Axandra followed more slowly, tarrying across the rug to the main staircase.

“Oh, good morning, Ms. Korte,” greeted Councilor Morton, who just stepped into the main hall from a side room. Once again, the Councilor dressed in formal silk suit, this one maroon flecked with gold in the jacket and slacks. On the right breast of the jacket, she wore a large gold and jeweled broach, an emblem of her office. Ruby stones accented four graceful curves in progressively smaller sizes—the two suns and two moons, the symbol known as the Four Circles.

The Councilor's eyes surveyed her up and down, frowning at her dripping state. In an indignant gesture, she fluffed the curls on the back of her cropped gray hair. “I trust Miri is taking care of your wardrobe. I expect to have the results of the blood sample comparison reported to me this afternoon. Healer Eryn is working on them now.”

“So soon? Uh, yes. Miri is taking great care in her work,” Axandra assured the Councilor who seemed in doubt of Miri's abilities.

“Very good. I will summon you later. Good day.” Morton already turned and started away.

The Councilor already knew the truth, yet she continued to try to downplay the situation, hoping to avoid any premature leaks of information. It was also clear the Morton disliked Axandra and thought her naïve and unprepared. Axandra admitted to herself that she was both of these things.

“Good day, Councilor,” she wished more kindly. Then she headed up the staircase.

The bath warmed her thoroughly and washed away a great deal of grime from her trip. Then she dressed in her freshly laundered blue dress and sweater. Outside the rain still fell and the air felt damp and chilly.

Axandra waited now, not quite certain what to do with herself while the hours stretched before the inevitable news was shared. No doubt the Council needed to make decisions about how best to proceed with reintroducing her to the world-community. They would take great care to limit the shock.

She had no work to do, no chores and no hobbies with which she could entertain herself at the moment. The rain made it less than desirable to explore the town that lay below the Palace, even with an umbrella.

That left exploring the Palace, which she did not feel welcome doing even though Councilor Morton gave such permission, probably with a grudge.

Axandra looked back down at the garden. She stood on a high enough level to see into most of the space between the hedge rows, even into some areas secluded by dwarf trees.

Several uniformed individuals stalked along the paths, clearly in search of something. Axandra thought they must be members of the Elite, the Palace security force.

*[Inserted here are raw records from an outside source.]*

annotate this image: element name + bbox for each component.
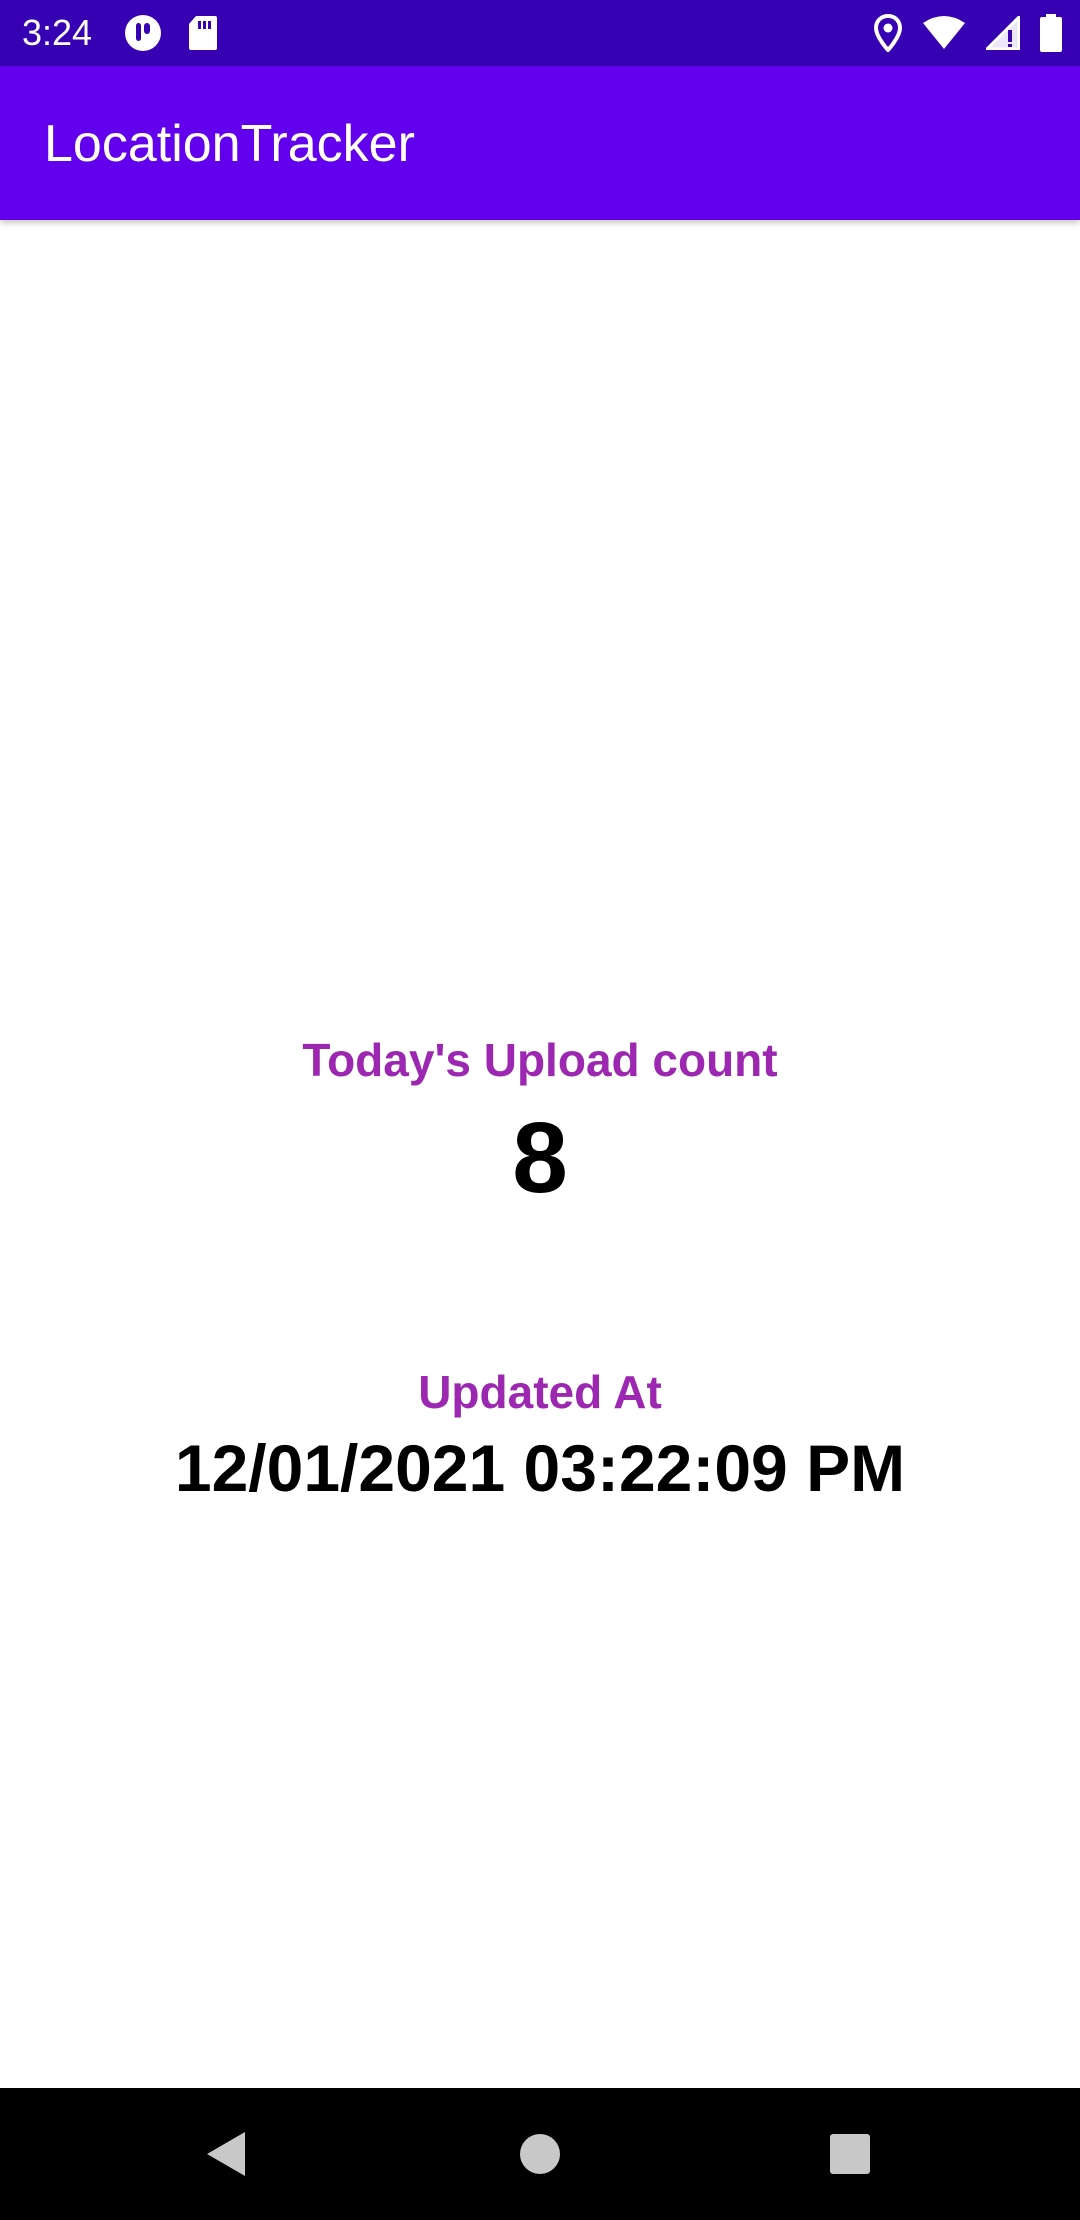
home-icon [519,2133,561,2175]
status-bar: 3:24 [0,0,1080,66]
battery-icon [1040,14,1062,52]
app-title: LocationTracker [44,115,415,173]
location-icon [874,14,902,52]
cellular-signal-icon [986,16,1020,50]
status-left-icons [124,13,218,53]
sd-card-icon [188,15,218,51]
updated-at-label: Updated At [418,1366,662,1418]
upload-count-value: 8 [512,1102,568,1214]
back-button[interactable] [190,2118,262,2190]
navigation-bar [0,2088,1080,2220]
screen: 3:24 LocationTracker Today's Upload coun… [0,0,1080,2220]
status-time: 3:24 [22,12,93,53]
status-right-icons [874,13,1062,53]
updated-at-value: 12/01/2021 03:22:09 PM [174,1431,906,1505]
main-content: Today's Upload count 8 Updated At 12/01/… [0,220,1080,2088]
recents-icon [829,2133,871,2175]
recents-button[interactable] [814,2118,886,2190]
wifi-icon [922,15,966,51]
back-icon [205,2130,247,2178]
upload-count-label: Today's Upload count [302,1034,778,1086]
podcast-app-icon [124,14,162,52]
home-button[interactable] [504,2118,576,2190]
app-bar: LocationTracker [0,66,1080,220]
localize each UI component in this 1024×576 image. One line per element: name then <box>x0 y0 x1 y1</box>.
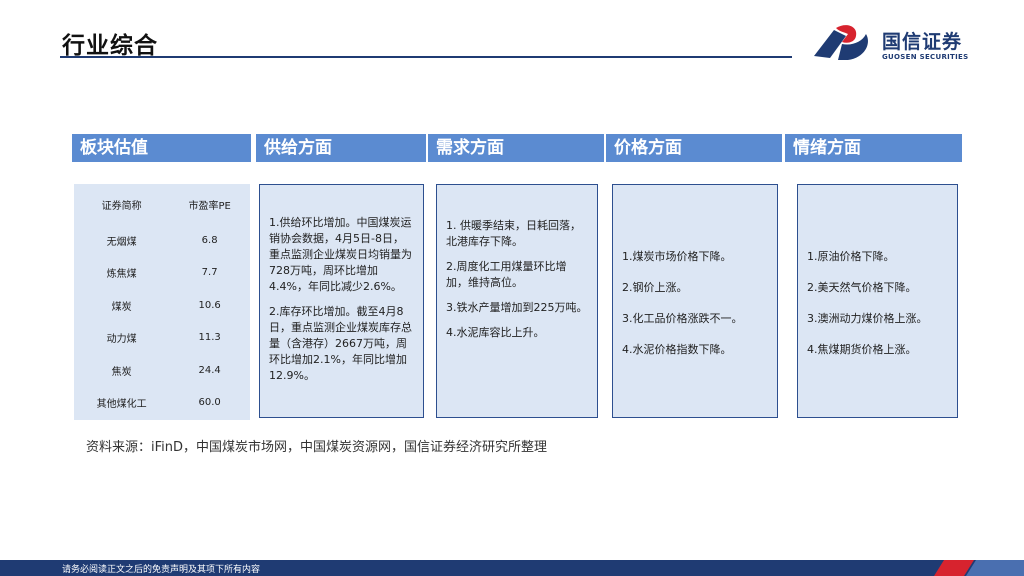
sector-name: 动力煤 <box>106 334 137 346</box>
valuation-table: 证券简称 市盈率PE 无烟煤 6.8 炼焦煤 7.7 煤炭 10.6 动力煤 1… <box>74 184 250 419</box>
demand-panel: 1. 供暖季结束，日耗回落，北港库存下降。 2.周度化工用煤量环比增加，维持高位… <box>436 184 598 418</box>
price-point: 3.化工品价格涨跌不一。 <box>622 312 743 325</box>
pe-value: 11.3 <box>198 332 221 344</box>
header-supply: 供给方面 <box>256 134 426 162</box>
sector-name: 无烟煤 <box>106 236 137 248</box>
header-sentiment: 情绪方面 <box>785 134 962 162</box>
pe-value: 60.0 <box>198 397 221 409</box>
table-row: 煤炭 10.6 <box>74 289 250 322</box>
table-header-row: 证券简称 市盈率PE <box>74 184 250 224</box>
table-row: 焦炭 24.4 <box>74 354 250 387</box>
header-price: 价格方面 <box>606 134 782 162</box>
demand-point: 1. 供暖季结束，日耗回落，北港库存下降。 <box>446 219 581 248</box>
pe-value: 6.8 <box>201 234 218 246</box>
table-row: 动力煤 11.3 <box>74 322 250 355</box>
pe-value: 24.4 <box>198 364 221 376</box>
logo-text-en: GUOSEN SECURITIES <box>882 53 969 61</box>
sentiment-point: 3.澳洲动力煤价格上涨。 <box>807 312 928 325</box>
column-header-pe: 市盈率PE <box>188 200 231 212</box>
supply-point: 1.供给环比增加。中国煤炭运销协会数据，4月5日-8日，重点监测企业煤炭日均销量… <box>269 216 412 293</box>
demand-point: 2.周度化工用煤量环比增加，维持高位。 <box>446 260 567 289</box>
sentiment-panel: 1.原油价格下降。 2.美天然气价格下降。 3.澳洲动力煤价格上涨。 4.焦煤期… <box>797 184 958 418</box>
page-title: 行业综合 <box>62 33 158 59</box>
demand-point: 3.铁水产量增加到225万吨。 <box>446 301 588 314</box>
sector-name: 炼焦煤 <box>106 269 137 281</box>
table-row: 炼焦煤 7.7 <box>74 257 250 290</box>
price-panel: 1.煤炭市场价格下降。 2.钢价上涨。 3.化工品价格涨跌不一。 4.水泥价格指… <box>612 184 778 418</box>
price-point: 1.煤炭市场价格下降。 <box>622 250 732 263</box>
header-valuation: 板块估值 <box>72 134 251 162</box>
sector-name: 煤炭 <box>111 301 132 313</box>
valuation-table-panel: 证券简称 市盈率PE 无烟煤 6.8 炼焦煤 7.7 煤炭 10.6 动力煤 1… <box>74 184 250 420</box>
header-demand: 需求方面 <box>428 134 604 162</box>
title-divider <box>60 56 792 58</box>
table-row: 无烟煤 6.8 <box>74 224 250 257</box>
logo-text-cn: 国信证券 <box>882 31 963 53</box>
disclaimer-text: 请务必阅读正文之后的免责声明及其项下所有内容 <box>62 565 261 575</box>
sector-name: 焦炭 <box>111 366 132 378</box>
demand-point: 4.水泥库容比上升。 <box>446 326 545 339</box>
table-row: 其他煤化工 60.0 <box>74 387 250 420</box>
guosen-logo-icon <box>814 25 868 60</box>
price-point: 4.水泥价格指数下降。 <box>622 343 732 356</box>
price-point: 2.钢价上涨。 <box>622 281 688 294</box>
sentiment-point: 2.美天然气价格下降。 <box>807 281 917 294</box>
sector-name: 其他煤化工 <box>96 399 147 411</box>
footer-bar: 请务必阅读正文之后的免责声明及其项下所有内容 <box>0 560 1024 576</box>
supply-panel: 1.供给环比增加。中国煤炭运销协会数据，4月5日-8日，重点监测企业煤炭日均销量… <box>259 184 424 418</box>
pe-value: 10.6 <box>198 299 221 311</box>
sentiment-point: 4.焦煤期货价格上涨。 <box>807 343 917 356</box>
guosen-logo: 国信证券 GUOSEN SECURITIES <box>812 22 982 64</box>
sentiment-point: 1.原油价格下降。 <box>807 250 895 263</box>
pe-value: 7.7 <box>201 267 218 279</box>
source-note: 资料来源：iFinD，中国煤炭市场网，中国煤炭资源网，国信证券经济研究所整理 <box>86 440 548 455</box>
column-header-name: 证券简称 <box>101 200 142 212</box>
footer-decoration-icon <box>934 560 1024 576</box>
supply-point: 2.库存环比增加。截至4月8日，重点监测企业煤炭库存总量（含港存）2667万吨，… <box>269 305 412 382</box>
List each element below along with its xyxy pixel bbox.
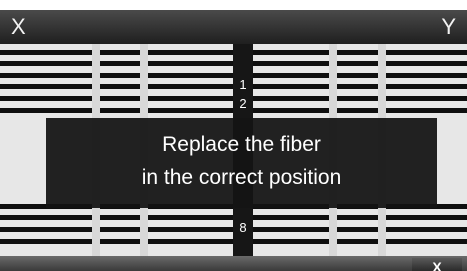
- fiber-camera-view: 1 2 8 Replace the fiber in the correct p…: [0, 44, 467, 256]
- message-line-2: in the correct position: [141, 166, 342, 189]
- y-camera-label: Y: [441, 14, 456, 39]
- fusion-splicer-screen: X Y 1 2 8 Replace the fiber in the corre…: [0, 10, 467, 271]
- fiber-number-8: 8: [239, 220, 247, 235]
- header-bar: X Y: [0, 10, 467, 44]
- footer-bar: X: [0, 256, 467, 271]
- message-line-1: Replace the fiber: [162, 133, 321, 156]
- error-message-overlay: Replace the fiber in the correct positio…: [46, 118, 437, 208]
- x-camera-label: X: [11, 14, 26, 39]
- fiber-number-1: 1: [239, 77, 247, 92]
- fiber-number-2: 2: [239, 96, 247, 111]
- close-button[interactable]: X: [412, 258, 462, 271]
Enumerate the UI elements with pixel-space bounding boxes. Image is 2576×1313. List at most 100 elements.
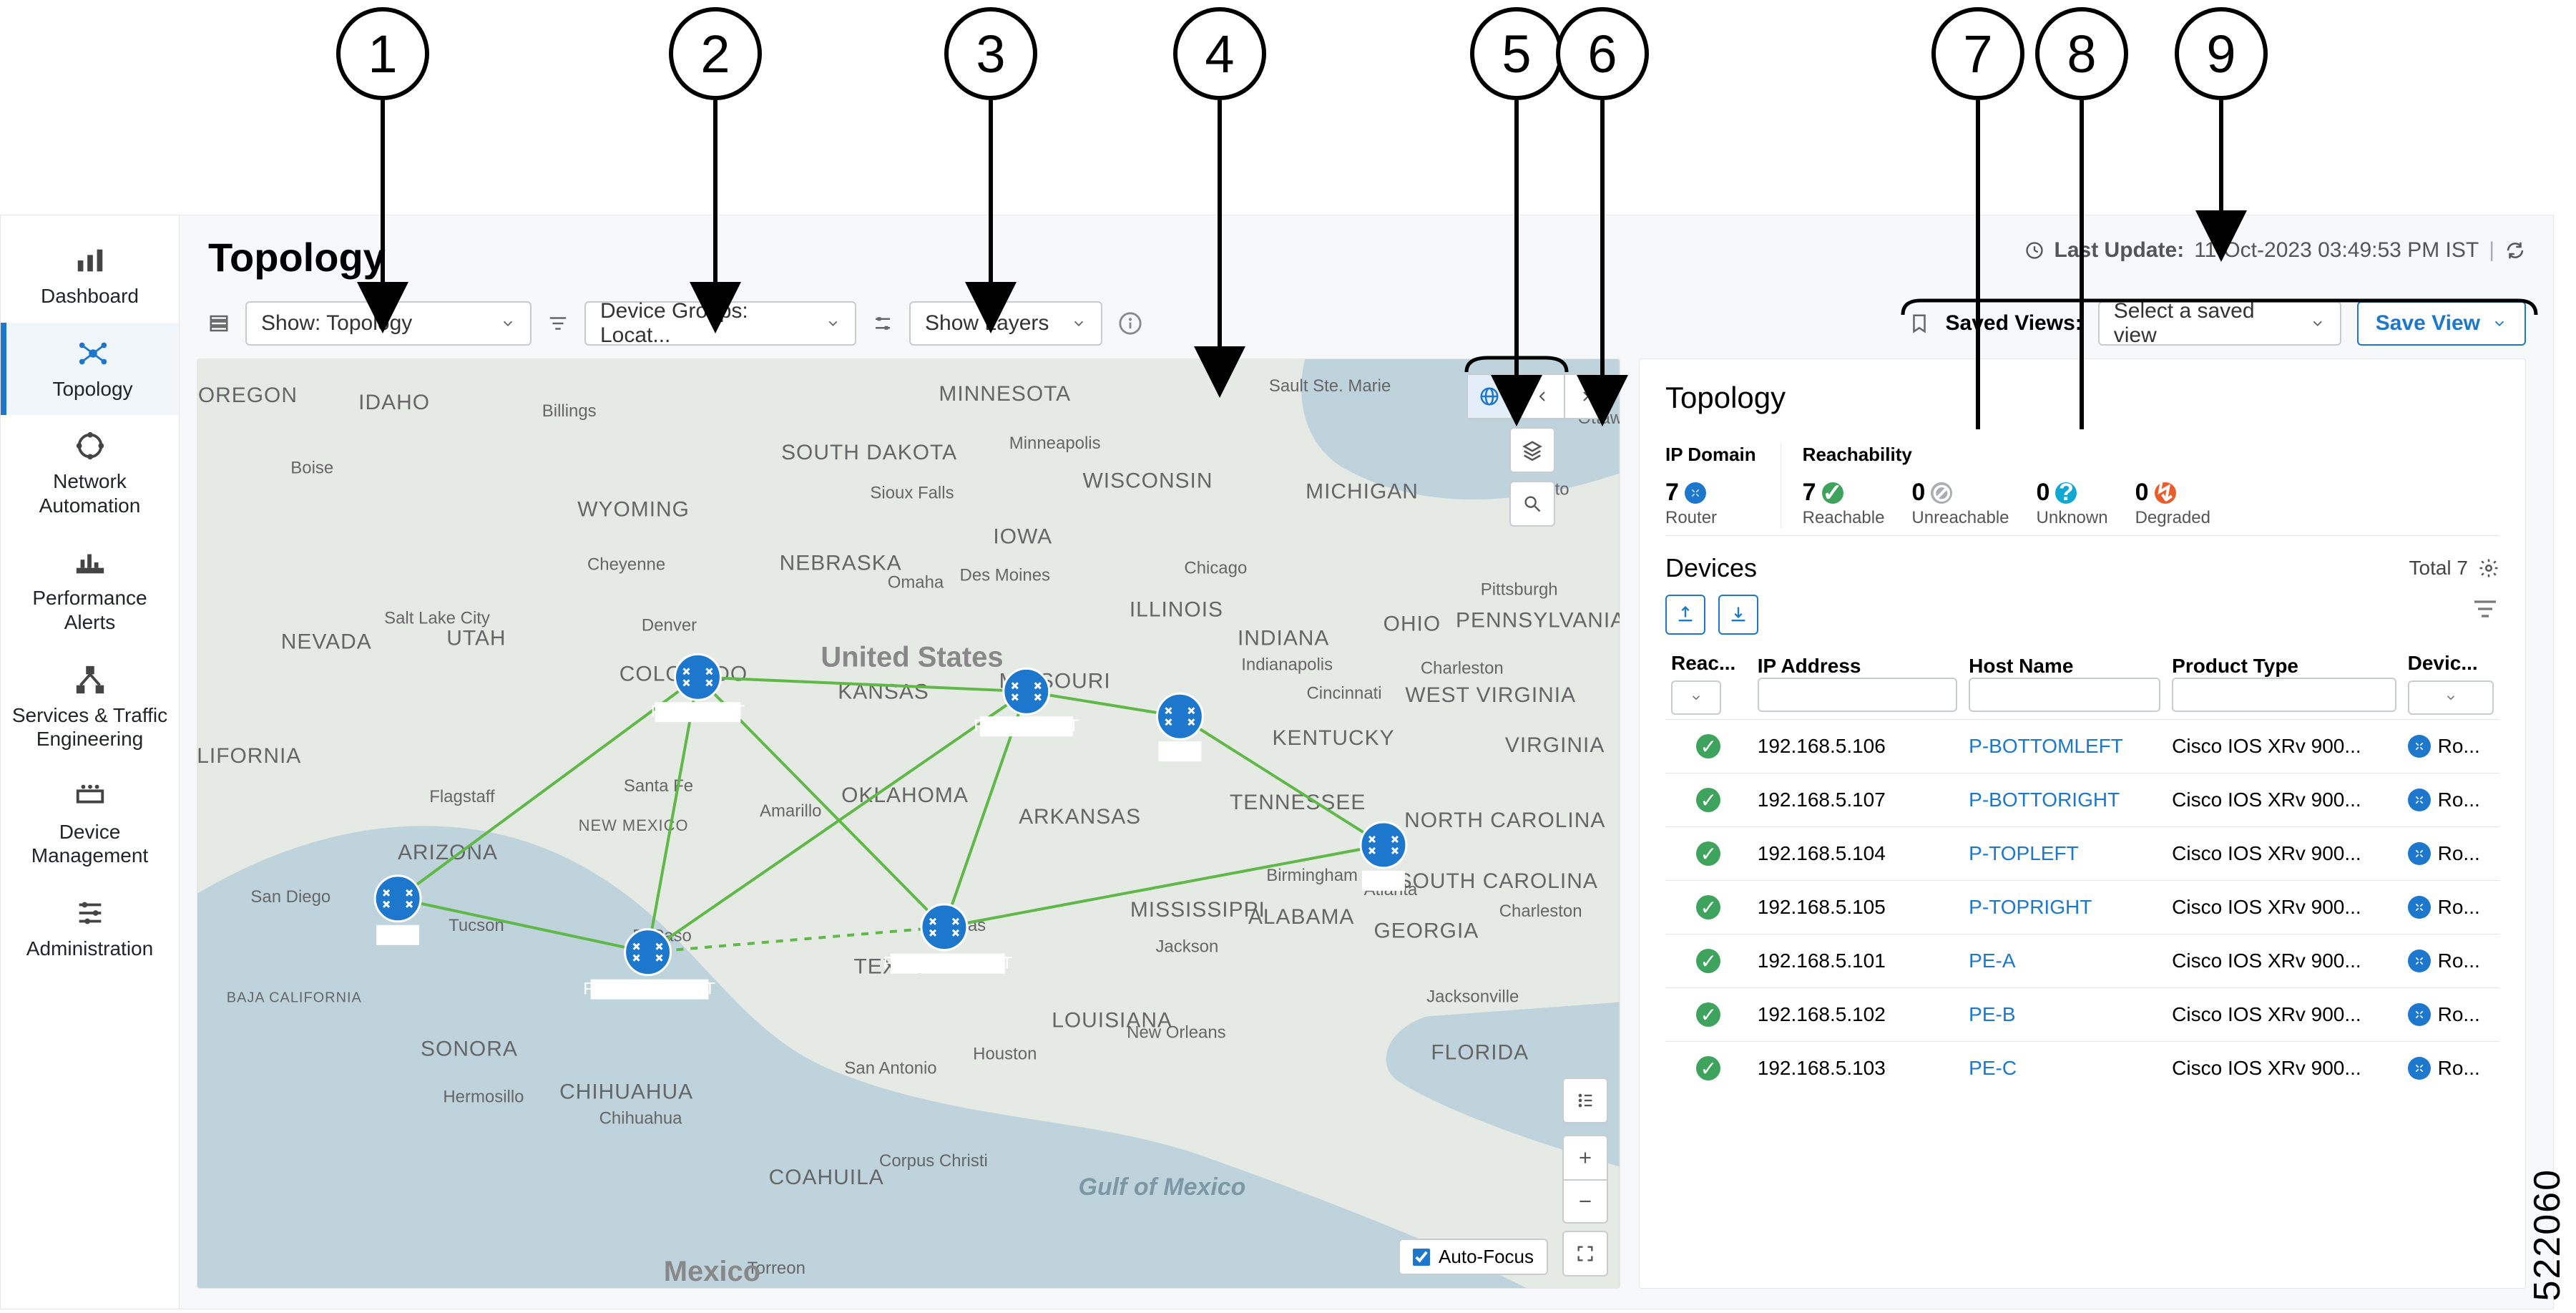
show-selector[interactable]: Show: Topology	[245, 301, 532, 346]
refresh-icon[interactable]	[2504, 240, 2526, 261]
info-icon[interactable]	[1118, 311, 1142, 336]
table-row[interactable]: ✓192.168.5.102PE-BCisco IOS XRv 900...Ro…	[1665, 988, 2499, 1042]
show-layers-selector[interactable]: Show Layers	[909, 301, 1102, 346]
sidebar-item-administration[interactable]: Administration	[1, 882, 179, 975]
table-row[interactable]: ✓192.168.5.106P-BOTTOMLEFTCisco IOS XRv …	[1665, 720, 2499, 773]
device-filter-select[interactable]	[2408, 680, 2494, 715]
cell-host[interactable]: PE-B	[1963, 988, 2166, 1042]
bookmark-icon[interactable]	[1909, 313, 1930, 334]
cell-product: Cisco IOS XRv 900...	[2166, 934, 2401, 988]
ip-domain-label: IP Domain	[1665, 444, 1756, 466]
zoom-out-button[interactable]	[1564, 1179, 1607, 1222]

Dark gray rain cloaks covered the uniforms, but as one tossed back his cloak to reach for a pocket, she saw the golden emblem of the Four Circles emblazoned on his chest. The uniforms themselves were dark gray flecked with metallic gold. Each member wore a cap that supported an oil skin against the rain. She counted five visible, possibly more further into the garden that extended over a half-kilom of land. In their hands, they carried small devices the like of which Axandra had never seen before. Non-lethal weapons, she surmised. The humans, upon coming to this world, had discarded all lethal weapons and all knowledge of their construction. Guns, swords, and other devices of war existed only in ancient books that had survived the Journey.

Miri must have mentioned her guest's concern about the packhounds in the garden and asked the guards to check for a stray animal inside the high stone walls. The server seemed very attentive to others whims.

Settling on her occupation for the next few hours, Axandra headed for the Library one story below. She slipped on her sandals and went out into the corridor, closing the door softly behind her. Despite the carpeted runner down the center of the hall and the variety of tapestries hanging along the walls, loud noises still echoed off the stone. She did not want to attract much attention, and she knew that some of those guards lurked in the hallways of the Palace.